How we ended up in the water isn’t important (though I couldn’t say even if it was). Regardless, the next thing I knew, I was nude with roughly 15 other people, dancing and splashing about. The diamond-white sand of White Beach had an eerie iridescence to it, casting shimmering blue lines of refracted moonlight into the saran-wrap water. Illumination from below. Our noise was covered by an apocalyptic thunderstorm crashing just offshore, sending blue bolts deep into the sea, and thus it was here we should have ended our night. A logical person would have. But the minuscule shades of our conscience were slumped on our shoulders with a rum bottle in hand. My inebriated angel leaned in to whisper “not quite yet,” before burping and falling down with a splash.

As the storm drifted towards the shore, the thunder awoke some of the sleeping families who subsequently came outside to watch the light show in the distance. Their children were not so easily entertained. As we rollicked in our immaturity offshore, the boys of the beach rollicked in their own — finding assorted clothes on the sand, and stealing them.

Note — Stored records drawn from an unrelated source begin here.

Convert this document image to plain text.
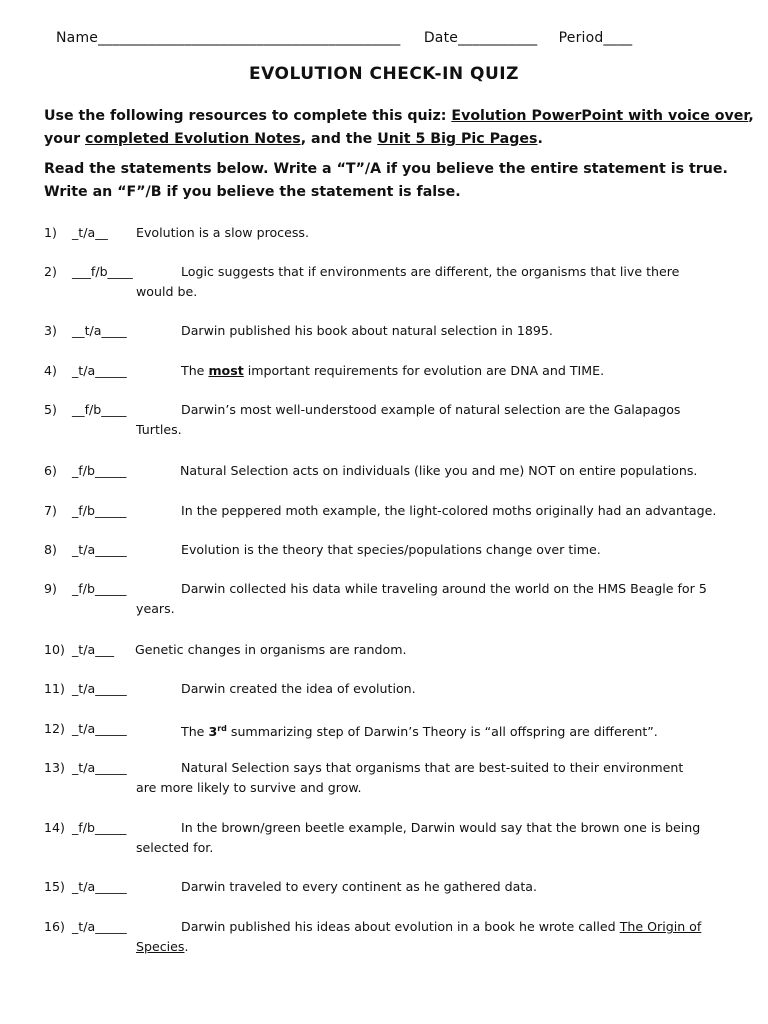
Name__________________________________________ Date___________ Period____
EVOLUTION CHECK-IN QUIZ
Use the following resources to complete this quiz: Evolution PowerPoint with voice over,
your completed Evolution Notes, and the Unit 5 Big Pic Pages.
Read the statements below. Write a “T”/A if you believe the entire statement is true.
Write an “F”/B if you believe the statement is false.
1) _t/a__ Evolution is a slow process.
2) ___f/b____	Logic suggests that if environments are different, the organisms that live there
would be.
3) __t/a____	Darwin published his book about natural selection in 1895.
4) _t/a_____	The most important requirements for evolution are DNA and TIME.
5) __f/b____	Darwin’s most well-understood example of natural selection are the Galapagos
Turtles.
6) _f/b_____	Natural Selection acts on individuals (like you and me) NOT on entire populations.
7) _f/b_____	In the peppered moth example, the light-colored moths originally had an advantage.
8) _t/a_____	Evolution is the theory that species/populations change over time.
9) _f/b_____	Darwin collected his data while traveling around the world on the HMS Beagle for 5
years.
10) _t/a___ Genetic changes in organisms are random.
11) _t/a_____	Darwin created the idea of evolution.
12) _t/a_____	The 3rd summarizing step of Darwin’s Theory is “all offspring are different”.
13) _t/a_____	Natural Selection says that organisms that are best-suited to their environment
are more likely to survive and grow.
14) _f/b_____	In the brown/green beetle example, Darwin would say that the brown one is being
selected for.
15) _t/a_____	Darwin traveled to every continent as he gathered data.
16) _t/a_____	Darwin published his ideas about evolution in a book he wrote called The Origin of
Species.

I turned towards the shore just in time to see the flapping legs of our trousers disappearing around a corner.

By this time the beach was hardly deserted, and as we made our way onto the shore, covering our shame with hands and down-turned faces, a group gathered to watch our march. From the mixture of other drunk adults and families, the reaction to our hardly hidden bodies varied between drunken jeering and pure, lip-curling disdain. The excited ones laughed heartily, clapping and running up to shake our hands.

One of them pulled a camera from his pocket. Click. A lineup photo of 15 future politicians’ finished careers. A yearbook portrait for the skinny dipper society. In the flash, we scattered into the relative safety of tree shadows. My angel on my shoulder, sobered by the shock, leaned in once again to whisper as he bounced along to my strides.

“Don’t do that again.”

Lesson learned: I won’t dissuade anybody from skinny dipping. It’s fun. But to witnesses, it straddles a certain line between harmless fun and cultural contempt. In the countries bordering the South China Sea, the reaction can change in seconds. It’s better for everybody to leave no witnesses in the first place.